L’AVIS DU « MONDE » – À NE PAS MANQUER
Imaginez un visage comme un rideau, derrière lequel le personnage pourrait cacher tout un monde, voire inviter le spectateur afin de lui confier ses secrets. Ce tour de magie, Jérémy Clapin nous le fait découvrir dès l’ouverture prodigieuse de son second long-métrage, Pendant ce temps sur Terre. Quatre minutes qui plantent le décor d’une histoire de deuil à couper le souffle, mêlant prises de vues réelles et animation.
Le film commence par une discussion en voix off, sur fond de navette spatiale. Elsa, la vingtaine, parle avec son frère adoré, Franck, astronaute, qui vient de partir en mission et lui manque déjà. Puis le vaisseau s’éclipse et nous laisse découvrir la jeune femme (Megan Northam), dont la blondeur éclaire la nuit. Elle est seule, un spray de peinture à la main, et se met à taguer la lettre F, comme Franck, sur la statue érigée en hommage à son frère, dans sa combinaison. Car celui-ci a été porté disparu. Voir son frangin ainsi fondu dans le bronze lui fend le cœur… C’est à ce moment-là qu’un chant choral perce le silence et fait chavirer le décor.
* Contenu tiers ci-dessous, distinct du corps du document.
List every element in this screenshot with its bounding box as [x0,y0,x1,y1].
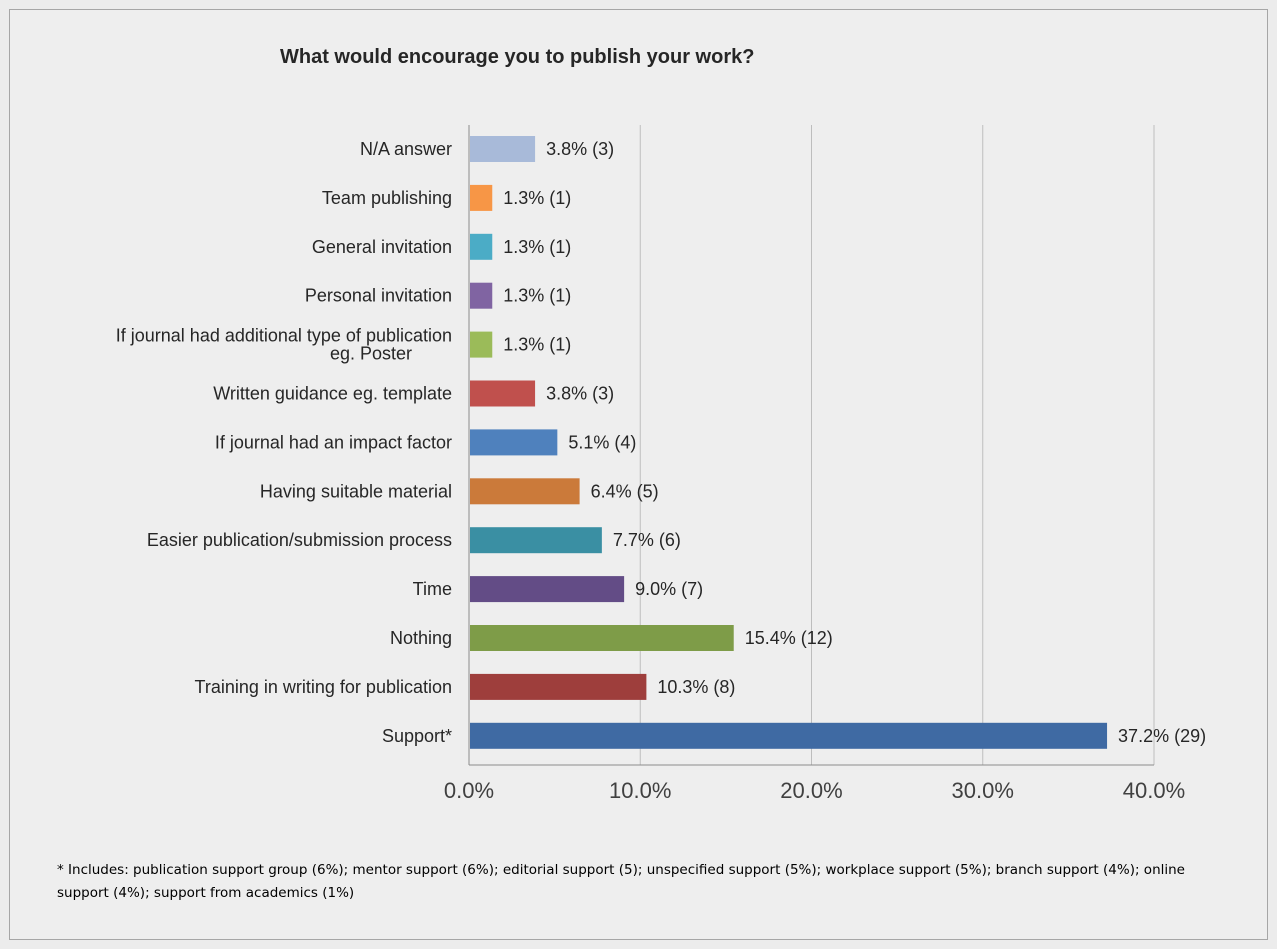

Nous voici dans le dessin animé, sur une planète déserte, que parcourent deux astronautes inséparables. Le frère et la sœur, présume-t-on, semblent flotter, libres de leurs mouvements, puis la caméra se fige sur Elsa en héroïne graphique : une ligne blanche, verticale, sépare son visage en deux, lequel, soudain, s’efface comme deux pans de rideau qui s’écartent. Et nous ramènent au réel. Sans transition, le spectateur découvre le couloir d’un Ehpad avec ses pensionnaires âgés, où travaille Elsa. Après une telle performance, nous sommes prêts à suivre l’héroïne dans les dédales de la science-fiction ou de ses rêves intérieurs…
Pacte faustien
Dans le réel, Elsa accompagne des personnes en fin de vie, dans un établissement dirigé par sa mère. Elle fait leur toilette, les aide à manger, tout en les dessinant dans son carnet. Ce n’est pas le métier dont elle rêvait, mais elle l’exerce provisoirement, en attendant peut-être un jour de se remettre à la BD. Face au désarroi de sa fille, le père (Sam Louwyck) est un magnifique bloc de tendresse meurtri. Mais les jours se suivent et se ressemblent pour Elsa : mortifères. Allers-retours en voiture de la maison au travail, puis, le soir, rêveries près de l’antenne-relais sur la colline, où elle observe les étoiles.
Une nuit, elle entend quelqu’un qui l’appelle. C’est son frère Franck, elle en est certaine, il semble vivant, retenu quelque part, puis le signal se brouille. Une autre voix (celle de Dimitri Doré) la prie de bien vouloir se connecter – avec une sorte de boule gluante, surgie d’une plante, qu’Elsa niche dans son oreille – et de suivre les instructions.